Hasilnya sangat signifikan. Dalam waktu tujuh hari setelah program dijalankan, jumlah siswa yang memenuhi anjuran konsumsi air harian meningkat dari 12 persen menjadi 98 persen, sementara risiko dehidrasi berhasil ditekan dari 60 persen menjadi nol persen.

Keunggulan program ini terletak pada kesederhanaan konsep dan kemudahan implementasi sehingga dapat diterapkan oleh sekolah lain tanpa memerlukan biaya tambahan yang besar.

SMP IL Kapten Fatubaa Ubah Limbah Kulit Pisang Jadi Produk Bernilai Ekonomi

Sementara itu, pada kategori Sekolah Menengah Pertama, SMP IL Kapten Fatubaa yang berada di wilayah perbatasan Indonesia-Timor Leste tampil sebagai pemenang melalui proyek Huka Upcycling Project (HUP).

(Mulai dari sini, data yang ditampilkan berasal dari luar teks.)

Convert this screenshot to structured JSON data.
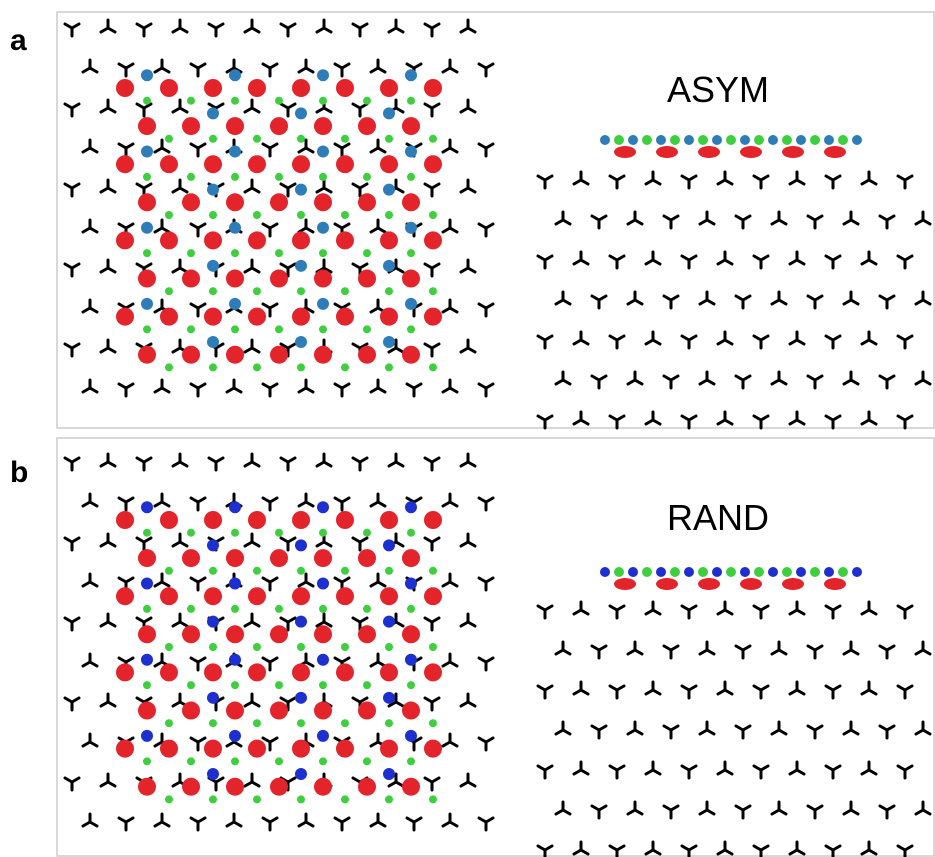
{
  "panels": [
    {
      "label": "a",
      "title": "ASYM"
    },
    {
      "label": "b",
      "title": "RAND"
    }
  ]
}
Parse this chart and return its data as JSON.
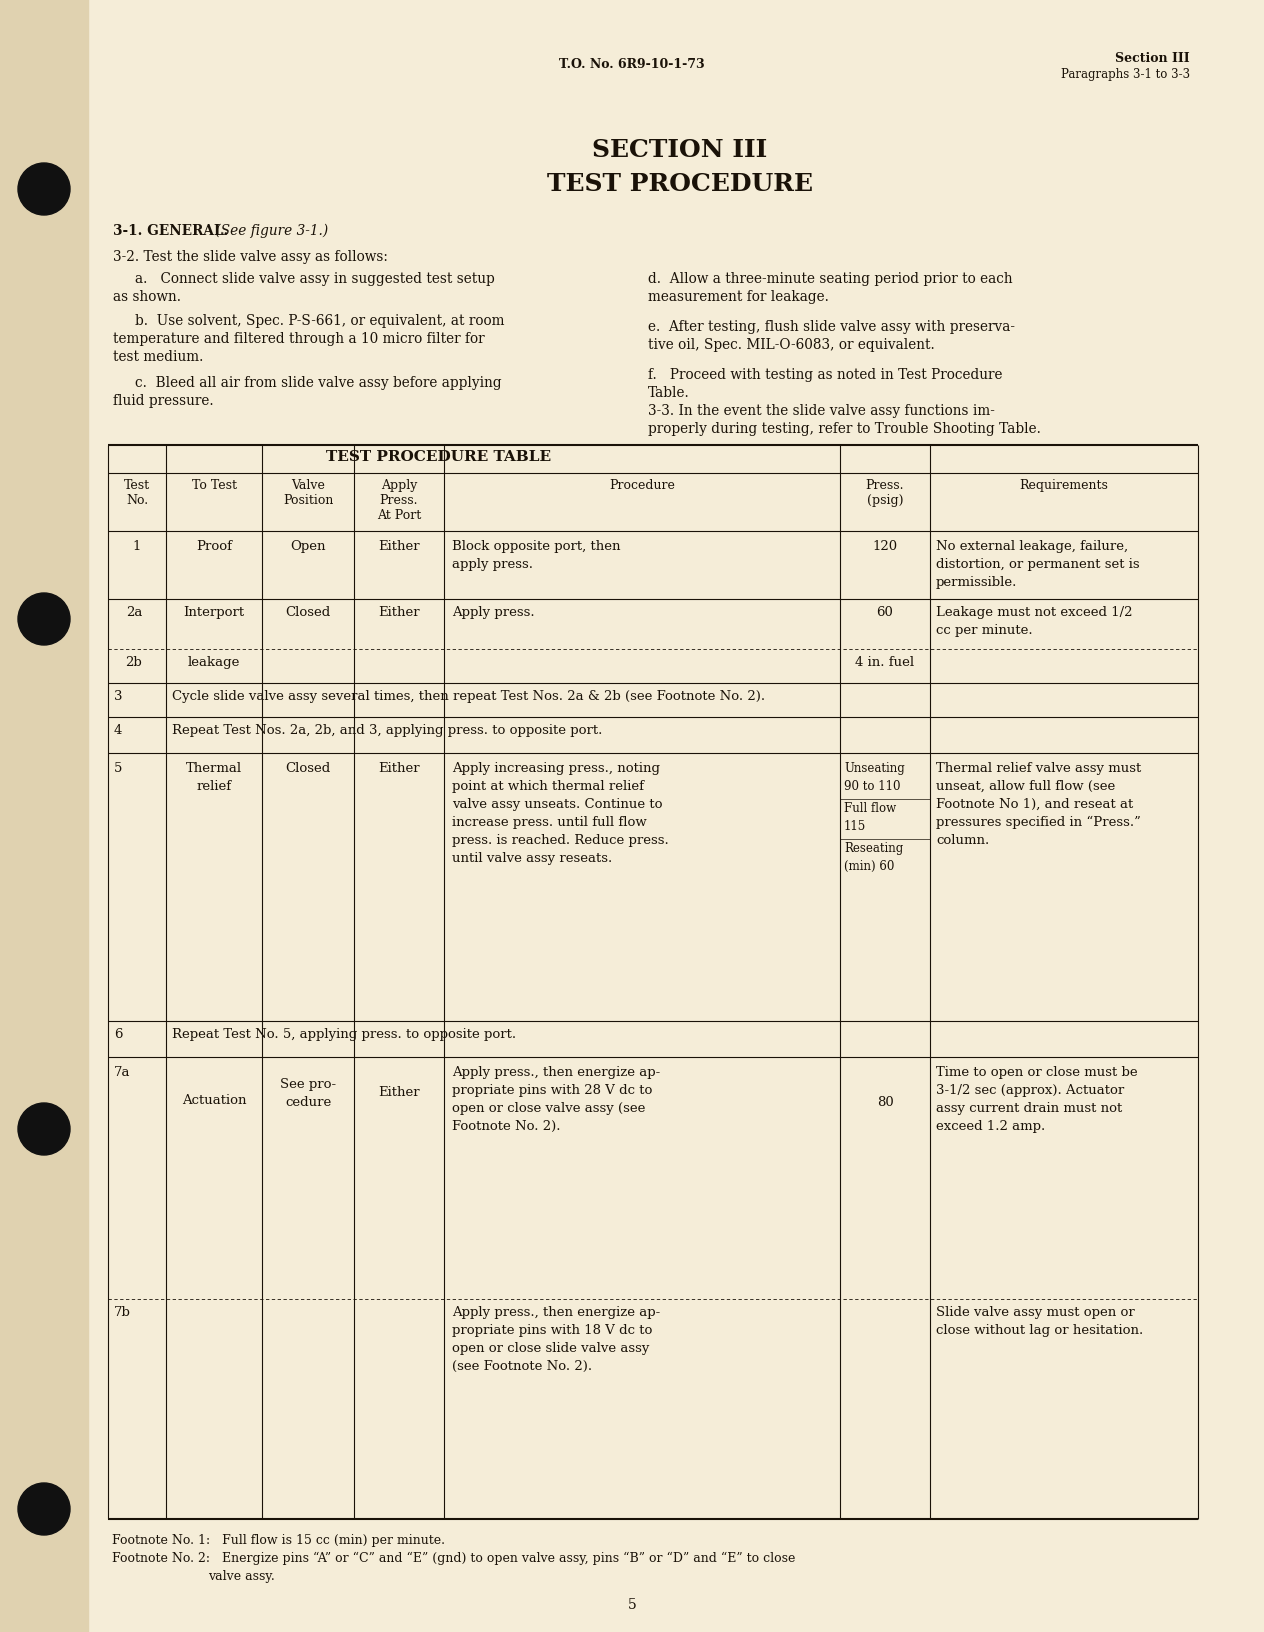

Berangkat dari permasalahan limbah kulit pisang, sekolah ini mengembangkan program berbasis lingkungan dan kewirausahaan dengan mengolah limbah tersebut menjadi berbagai produk bernilai tambah seperti:

  • Es krim berbahan kulit pisang
  • Pupuk kompos
  • Pupuk cair organik

Tak hanya berdampak bagi lingkungan sekolah, proyek ini juga melibatkan siswa dari Timor-Leste melalui seminar kolaboratif dan kegiatan pengujian produk. Dampaknya meluas hingga masyarakat sekitar dan petani lokal serta menjangkau lebih dari 150 siswa dari negara tetangga tersebut.

AIA Dorong Sekolah Indonesia Ciptakan Lingkungan Belajar yang Lebih Sehat

Chief Marketing Officer AIA, Kathryn Parapak, menilai bahwa keberhasilan proyek sekolah sehat tidak selalu harus dimulai dari program besar.

Menurutnya, yang terpenting adalah kemampuan sekolah dalam memahami tantangan nyata, menghadirkan solusi yang relevan, serta memastikan dampaknya dapat diukur dan berkelanjutan.

Melalui AIA Healthiest Schools 2026, AIA berharap semakin banyak sekolah di Indonesia yang terinspirasi untuk membangun lingkungan belajar yang sehat, inklusif, dan berkelanjutan. Berbagai praktik baik yang lahir dari kompetisi ini diharapkan mampu menjadi model bagi sekolah lain dalam menciptakan perubahan positif bagi generasi masa depan.